Les activités de l’Institut français, installé à Paris, et celles du réseau culturel à l’étranger ne se déploient pas toujours de manière visible sur l’ensemble du territoire national. En revanche, leur répercussion se fait sentir chez les artistes et dans le quotidien du grand public, notamment à travers des saisons culturelles croisées. Entretien avec Eva Nguyen Binh.
Basé à Paris, l’Institut français a pour tâche de coordonner les programmes et d’accompagner l’action des Instituts français à l’étranger. Sa mission consiste à offrir une large palette d’outils pour diffuser la culture française à l’international tout en tissant des liens interculturels entre la France et ses partenaires. En 2024, 1 900 artistes et professionnels français ont bénéficié d’un soutien de l’Institut français, en dehors des dispositifs de résidence et de mobilité. Fin d’année, l’établissement public a inauguré une saison culturelle dédiée à l’Ukraine.
Franceinfo Culture : À quoi sert l’Institut français ?

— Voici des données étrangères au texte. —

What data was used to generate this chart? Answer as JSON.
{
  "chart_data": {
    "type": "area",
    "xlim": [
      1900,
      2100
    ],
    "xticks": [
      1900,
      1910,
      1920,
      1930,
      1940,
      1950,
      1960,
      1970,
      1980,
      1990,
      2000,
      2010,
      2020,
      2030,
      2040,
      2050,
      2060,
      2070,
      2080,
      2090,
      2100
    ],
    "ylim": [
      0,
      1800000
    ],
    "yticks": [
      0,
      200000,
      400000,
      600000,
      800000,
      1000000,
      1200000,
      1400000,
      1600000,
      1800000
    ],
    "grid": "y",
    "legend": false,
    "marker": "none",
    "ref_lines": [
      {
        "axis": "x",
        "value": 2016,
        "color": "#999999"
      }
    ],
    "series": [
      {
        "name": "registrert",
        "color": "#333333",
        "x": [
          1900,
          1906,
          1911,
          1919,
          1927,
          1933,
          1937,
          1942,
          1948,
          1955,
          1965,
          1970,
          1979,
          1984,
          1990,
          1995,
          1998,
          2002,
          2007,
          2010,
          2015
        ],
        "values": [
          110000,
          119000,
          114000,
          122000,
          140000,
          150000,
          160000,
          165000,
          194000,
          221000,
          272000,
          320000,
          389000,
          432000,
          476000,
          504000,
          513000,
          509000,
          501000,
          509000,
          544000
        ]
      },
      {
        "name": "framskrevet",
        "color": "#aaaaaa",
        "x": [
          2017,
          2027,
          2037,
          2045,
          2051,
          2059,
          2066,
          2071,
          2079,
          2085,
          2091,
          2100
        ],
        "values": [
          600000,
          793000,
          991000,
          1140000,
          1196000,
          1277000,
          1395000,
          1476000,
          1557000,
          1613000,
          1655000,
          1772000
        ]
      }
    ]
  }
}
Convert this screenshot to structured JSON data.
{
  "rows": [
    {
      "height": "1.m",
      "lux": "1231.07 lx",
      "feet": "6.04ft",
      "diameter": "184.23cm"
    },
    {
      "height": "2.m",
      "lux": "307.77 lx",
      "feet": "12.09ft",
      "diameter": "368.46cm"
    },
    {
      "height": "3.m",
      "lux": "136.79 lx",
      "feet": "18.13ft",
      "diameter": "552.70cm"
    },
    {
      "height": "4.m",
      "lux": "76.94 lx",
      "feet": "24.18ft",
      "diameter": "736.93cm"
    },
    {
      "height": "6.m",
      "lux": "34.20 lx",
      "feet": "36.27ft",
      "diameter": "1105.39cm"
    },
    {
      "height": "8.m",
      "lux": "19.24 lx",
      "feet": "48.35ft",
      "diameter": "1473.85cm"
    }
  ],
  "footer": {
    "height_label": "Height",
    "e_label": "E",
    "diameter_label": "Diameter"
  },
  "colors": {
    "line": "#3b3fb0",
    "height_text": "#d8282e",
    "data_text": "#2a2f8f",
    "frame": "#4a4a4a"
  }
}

Eva Nguyen Binh : Plus largement, à quoi servent les Instituts français dans le monde ? Ils sont environ une centaine et constituent une part essentielle du réseau de présence française à l’étranger. Dans de nombreux pays et villes, l’Institut français représente le premier point de contact concret avec la France et sa culture, notamment à travers des cours de langue, car ces instituts sont des pôles culturels, dotés de médiathèques, de spectacles, d’expositions… Les Instituts français constituent des vitrines de la France et des plateformes destinées à mettre en relation des professionnels français et étrangers, car c’est là que se produisent les échanges. La culture est au cœur des relations que la France développe avec ses partenaires. On parle volontiers de diplomatie culturelle : les Instituts français en sont les porte-étendards. Ils soutiennent aussi la visibilité des artistes français à l’étranger ou d’artistes étrangers basés en France. Les artistes, véritables créateurs, mais aussi les structures culturelles et les penseurs, jouent un rôle clé… Ce dispositif est d’ailleurs envié par beaucoup d’autres pays car il représente l’un des plus vastes réseaux culturels au monde.
Quelle est la différence entre les Instituts français à l’étranger et l’Institut français à Paris que vous présidez ?
Le réseau des Instituts français à l’échelle mondiale dépend du ministère de l’Europe et des Affaires étrangères. En revanche, l’Institut français à Paris relève à la fois de ce même ministère et du ministère de la Culture. Nous collaborons avec l’ensemble des maillons du réseau – Instituts français, services de coopération et d’action culturelle, et Alliances françaises – afin d’appuyer leurs actions respectives. L’Institut français, opérateur de la diplomatie culturelle, est l’outil privilégié du gouvernement pour dynamiser et accompagner ce réseau, et, ce faisant, pour valoriser la culture et la langue française à l’étranger ainsi que les échanges interculturels entre la France et les pays partenaires. C’est dans l’ADN même de la France d’intégrer la culture dans ses relations internationales.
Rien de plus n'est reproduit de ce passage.